Grasping meaning lies in forgetting images; grasping images lies in forgetting words.

The words are tools for capturing images. The images are tools for capturing meaning. Once you have the meaning, the tools become dispensable. “Just as the snare exists for the sake of the rabbit: once you catch the rabbit, you can forget the snare.” This is one of the most famous passages in Chinese philosophy, and it comes not from the I-Ching text itself but from its methodological periphery.

The relevance to the Xugua and Zagua is this: the Xugua uses words to build a narrative. The Zagua uses words to compress to essences. Wang Bi says both are ultimately means to an end. The narrative and the dictionary are both snares. What matters is the rabbit.

Two Ways of Reading

The Xugua reads the I-Ching as a story. It asks: what happened before, and what happens next? Every hexagram is an episode in a larger narrative. The world moves from creation (Qian and Kun) through difficulty (Zhun) through ignorance (Meng) through nourishment (Xu) through conflict (Song) through all the stages of human experience, ending not at a conclusion but at a restart. This is a sequential reading — diachronic, to use the technical term. Meaning comes from position in a chain.

The Zagua reads the I-Ching as a system. It asks: what IS this thing, stripped of context? Every hexagram is an entry in a reference work. Qian is firm. Kun is yielding. Grace has no color. Revolution removes. The Cauldron renews. This is a paradigmatic reading — synchronic. Meaning comes from definition, not sequence.

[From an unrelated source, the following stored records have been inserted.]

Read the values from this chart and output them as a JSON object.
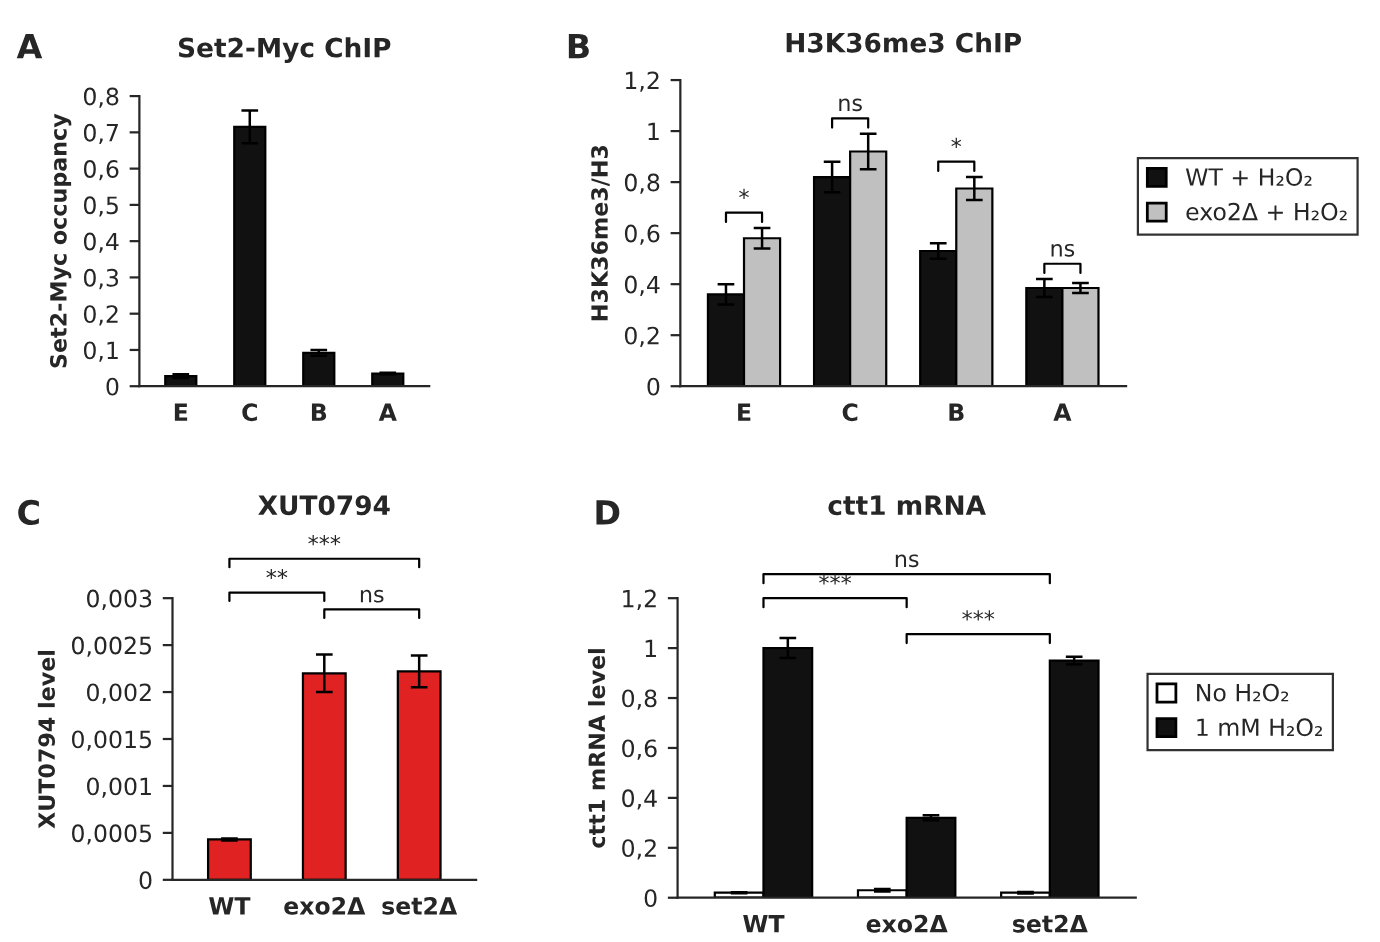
{
  "chart_data": [
    {
      "type": "bar",
      "title": "Set2-Myc ChIP",
      "ylabel": "Set2-Myc occupancy",
      "categories": [
        "E",
        "C",
        "B",
        "A"
      ],
      "values": [
        0.028,
        0.715,
        0.092,
        0.035
      ],
      "errors": [
        0.005,
        0.045,
        0.008,
        0.002
      ],
      "color": "#111111",
      "ylim": [
        0,
        0.8
      ],
      "yticks": [
        0,
        {
          "value": 0.1,
          "label": "0,1"
        },
        {
          "value": 0.2,
          "label": "0,2"
        },
        {
          "value": 0.3,
          "label": "0,3"
        },
        {
          "value": 0.4,
          "label": "0,4"
        },
        {
          "value": 0.5,
          "label": "0,5"
        },
        {
          "value": 0.6,
          "label": "0,6"
        },
        {
          "value": 0.7,
          "label": "0,7"
        },
        {
          "value": 0.8,
          "label": "0,8"
        }
      ],
      "annotations": [
        "A"
      ],
      "grid": false,
      "legend": false
    },
    {
      "type": "bar",
      "title": "H3K36me3 ChIP",
      "ylabel": "H3K36me3/H3",
      "categories": [
        "E",
        "C",
        "B",
        "A"
      ],
      "series": [
        {
          "name": "WT + H₂O₂",
          "color": "#111111",
          "values": [
            0.36,
            0.82,
            0.53,
            0.385
          ],
          "errors": [
            0.04,
            0.06,
            0.03,
            0.035
          ]
        },
        {
          "name": "exo2Δ + H₂O₂",
          "color": "#c0c0c0",
          "values": [
            0.58,
            0.92,
            0.775,
            0.385
          ],
          "errors": [
            0.04,
            0.07,
            0.045,
            0.02
          ]
        }
      ],
      "ylim": [
        0,
        1.2
      ],
      "yticks": [
        0,
        {
          "value": 0.2,
          "label": "0,2"
        },
        {
          "value": 0.4,
          "label": "0,4"
        },
        {
          "value": 0.6,
          "label": "0,6"
        },
        {
          "value": 0.8,
          "label": "0,8"
        },
        1,
        {
          "value": 1.2,
          "label": "1,2"
        }
      ],
      "annotations": [
        "B",
        {
          "text": "*",
          "x": "E",
          "y": 0.58
        },
        {
          "text": "ns",
          "x": "C",
          "y": 0.92
        },
        {
          "text": "*",
          "x": "B",
          "y": 0.775
        },
        {
          "text": "ns",
          "x": "A",
          "y": 0.385
        }
      ],
      "grid": false,
      "legend": "right"
    },
    {
      "type": "bar",
      "title": "XUT0794",
      "ylabel": "XUT0794 level",
      "categories": [
        "WT",
        "exo2Δ",
        "set2Δ"
      ],
      "values": [
        0.00043,
        0.0022,
        0.00222
      ],
      "errors": [
        1e-05,
        0.0002,
        0.00017
      ],
      "color": "#e02222",
      "ylim": [
        0,
        0.003
      ],
      "yticks": [
        0,
        {
          "value": 0.0005,
          "label": "0,0005"
        },
        {
          "value": 0.001,
          "label": "0,001"
        },
        {
          "value": 0.0015,
          "label": "0,0015"
        },
        {
          "value": 0.002,
          "label": "0,002"
        },
        {
          "value": 0.0025,
          "label": "0,0025"
        },
        {
          "value": 0.003,
          "label": "0,003"
        }
      ],
      "annotations": [
        "C",
        "***",
        "**",
        "ns"
      ],
      "grid": false,
      "legend": false
    },
    {
      "type": "bar",
      "title": "ctt1 mRNA",
      "ylabel": "ctt1 mRNA level",
      "categories": [
        "WT",
        "exo2Δ",
        "set2Δ"
      ],
      "series": [
        {
          "name": "No H₂O₂",
          "color": "#ffffff",
          "values": [
            0.02,
            0.03,
            0.02
          ],
          "errors": [
            0.002,
            0.005,
            0.003
          ]
        },
        {
          "name": "1 mM H₂O₂",
          "color": "#111111",
          "values": [
            1.0,
            0.32,
            0.95
          ],
          "errors": [
            0.04,
            0.01,
            0.015
          ]
        }
      ],
      "ylim": [
        0,
        1.2
      ],
      "yticks": [
        0,
        {
          "value": 0.2,
          "label": "0,2"
        },
        {
          "value": 0.4,
          "label": "0,4"
        },
        {
          "value": 0.6,
          "label": "0,6"
        },
        {
          "value": 0.8,
          "label": "0,8"
        },
        1,
        {
          "value": 1.2,
          "label": "1,2"
        }
      ],
      "annotations": [
        "D",
        "ns",
        "***",
        "***"
      ],
      "grid": false,
      "legend": "right"
    }
  ]
}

Both are valid. Both are incomplete without the other. You need to know that Stagnation follows Peace in order to understand the I-Ching as a model of how situations evolve. You also need to know that Stagnation and Peace are structural inversions of each other in order to understand the I-Ching as a model of how reality is organized. The Xugua gives you the first. The Zagua gives you the second. Together, they constitute a remarkably complete reading methodology packed into about nine hundred characters.

Why These Wings Matter

The Xugua and Zagua are the Wings most often skipped. They're short. They don't have the cosmic ambition of the Xici Zhuan or the taxonomic rigor of the Shuogua Zhuan. The Wenyan has more famous lines. The Tuanzhuan and Xiangzhuan are encountered more frequently.

But these two Wings do something none of the others do: they show you the architecture. The Xugua reveals that the hexagram sequence isn't a filing system — it's a narrative about how conditions transform. The Zagua reveals that each hexagram has a single irreducible essence that can be expressed in a word or two. Between the narrative and the dictionary, between the story of change and the taxonomy of states, the I-Ching's complete reading method becomes visible.

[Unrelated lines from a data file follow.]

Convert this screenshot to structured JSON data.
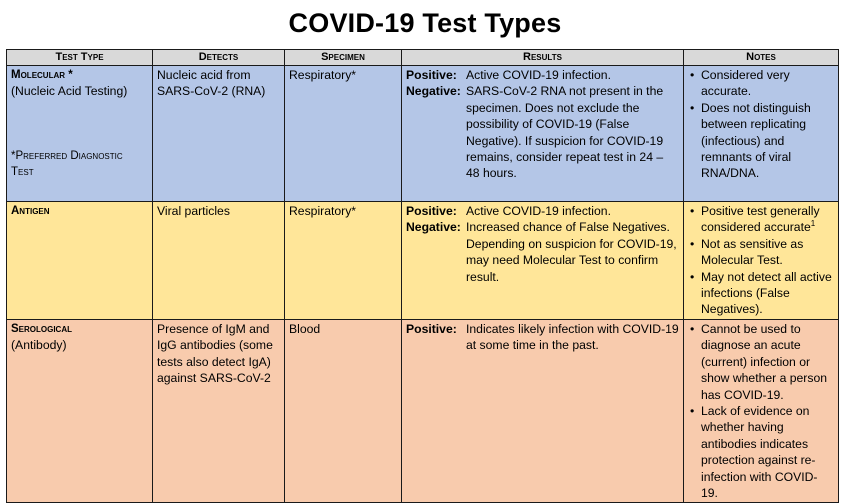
{
  "title": "COVID-19 Test Types",
  "headers": [
    "Test Type",
    "Detects",
    "Specimen",
    "Results",
    "Notes"
  ],
  "rows": [
    {
      "type_name": "Molecular *",
      "type_sub": "(Nucleic Acid Testing)",
      "type_note_line1": "*Preferred Diagnostic",
      "type_note_line2": "Test",
      "detects": "Nucleic acid from SARS-CoV-2 (RNA)",
      "specimen": "Respiratory*",
      "results": [
        {
          "label": "Positive:",
          "text": "Active COVID-19 infection."
        },
        {
          "label": "Negative:",
          "text": "SARS-CoV-2 RNA not present in the specimen. Does not exclude the possibility of COVID-19 (False Negative). If suspicion for COVID-19 remains, consider repeat test in 24 – 48 hours."
        }
      ],
      "notes": [
        "Considered very accurate.",
        "Does not distinguish between replicating (infectious) and remnants of viral RNA/DNA."
      ]
    },
    {
      "type_name": "Antigen",
      "detects": "Viral particles",
      "specimen": "Respiratory*",
      "results": [
        {
          "label": "Positive:",
          "text": "Active COVID-19 infection."
        },
        {
          "label": "Negative:",
          "text": "Increased chance of False Negatives. Depending on suspicion for COVID-19, may need Molecular Test to confirm result."
        }
      ],
      "notes": [
        "Positive test generally considered accurate",
        "Not as sensitive as Molecular Test.",
        "May not detect all active infections (False Negatives)."
      ],
      "note_superscript": "1"
    },
    {
      "type_name": "Serological",
      "type_sub": "(Antibody)",
      "detects": "Presence of IgM and IgG antibodies (some tests also detect IgA) against SARS-CoV-2",
      "specimen": "Blood",
      "results": [
        {
          "label": "Positive:",
          "text": "Indicates likely infection with COVID-19 at some time in the past."
        }
      ],
      "notes": [
        "Cannot be used to diagnose an acute (current) infection or show whether a person has COVID-19.",
        "Lack of evidence on whether having antibodies indicates protection against re-infection with COVID-19."
      ]
    }
  ],
  "colors": {
    "header": "#d9d9d9",
    "molecular": "#b4c6e7",
    "antigen": "#ffe699",
    "serological": "#f8cbad"
  }
}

Kong Yingda put it precisely: “The Sequence arranges them in sequential order to illuminate their before-and-after relationships. The Miscellaneous Notes do not follow the sequential order; they mix the various hexagrams and gather them by essence.” Two texts. Two methods. One book that contains everything because it refuses to be read only one way.

Source Material

The Xugua Zhuan and Zagua Zhuan cited in this article are from the Qinding Siku Quanshu edition of the Zhouyi Zhushu (周易注疏), with commentary by Han Kangbo (韓康伯) and sub-commentary by Kong Yingda (孔穎達). The Lueli passages are from Wang Bi's (王弼) methodological introduction to the same edition, with sub-commentary by Xing Shu (邢璹).